Case ID: misc_139/html/0692-01.html
Source: Caselaw Access Project
Author: {"author": "Per Curiam.", "license": "Public Domain", "url": "https://static.case.law/"}
Date Created: 2024-08-24T03:29:51.129683

Max Tanenbaum, Respondent, v. Reuben Feldman and Others, Appellants.
    Supreme Court, Appellate Term, Second Department,
    October 31, 1930.
    
      Ezra Cottlieb, for the appellants.
    
      Samuel Edelstein, for the respondent.
   Per Curiam.

Judgment unanimously reversed upon the law- and new trial granted, with thirty dollars costs to appellants to abide the event..

Under section 98 of the Negotiable Instruments Law, the holder of a negotiable instrument is presumed to be a holder in due course. But where it is shown that there was fraud in the negotiation of the note, the burden is cast on the holder to prove that he or someone from whom he derived title was a holder in due course.

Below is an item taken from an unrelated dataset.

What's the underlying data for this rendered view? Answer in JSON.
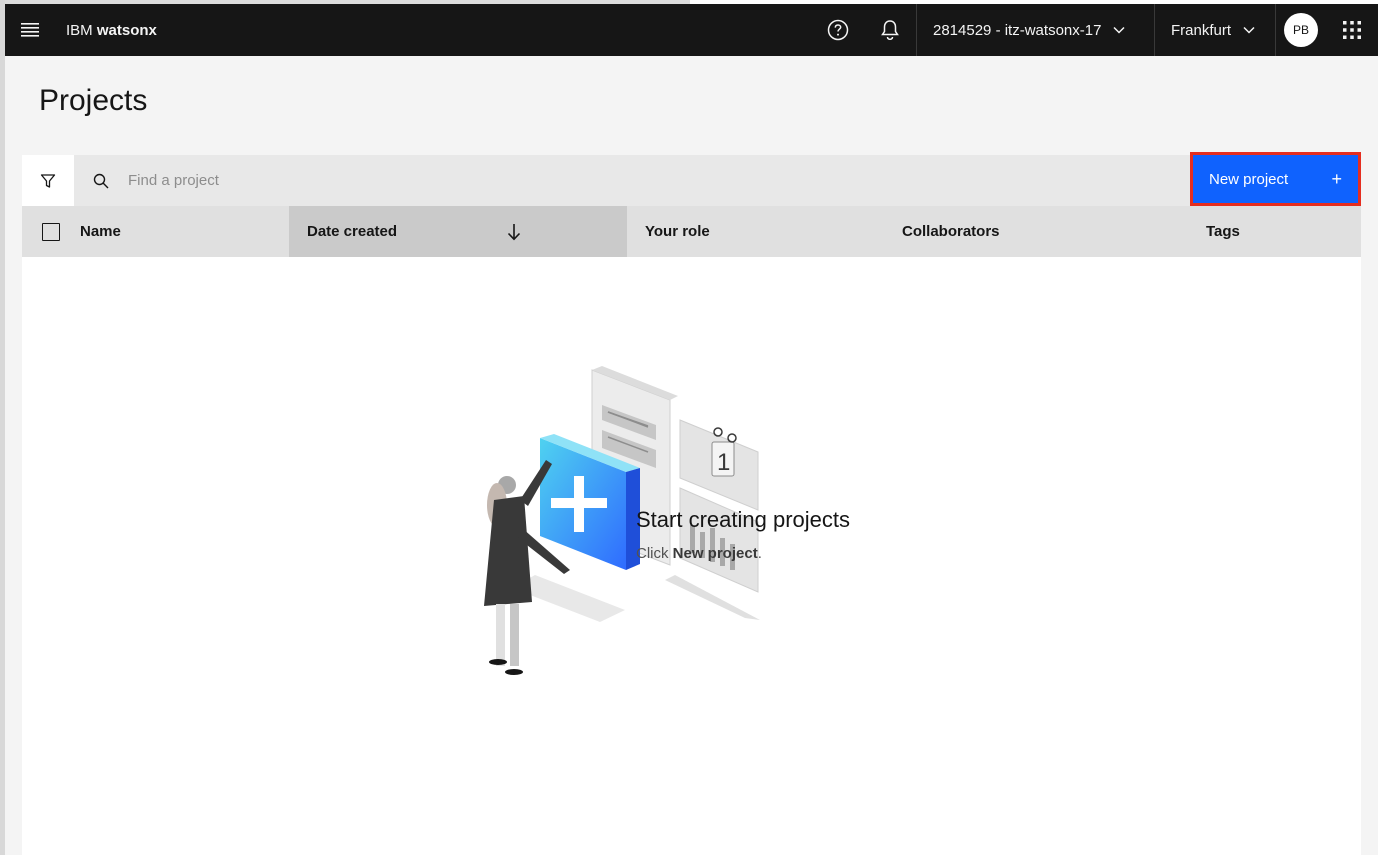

Here the defendants offered proof that the note in suit was delivered to an attorney on the express condition it should not be turned over to the payee until the latter had turned over merchandise under an agreement made with the defendants. In determining the Weight to be given to such testimony, the court had to consider the paper signed by defendants’ attorney which stated the conditions on which he was to turn the note over to the payee’s attorney. There was no error in excluding the letter sent by the latter. However, the defendants should have been permitted to show that the merchandise Was not delivered in accordance with the arrangement which they claimed was made between their attorney and the attorney for the payee. They should have been permitted also to cross-examine the plaintiff as to his knowledge of any partnership arrangement between the payee and plaintiff’s son-in-law to whom the plaintiff claimed he made the payment and from whom he received the note.

Present, Cropsey, MacCrate and Lewis, JJ.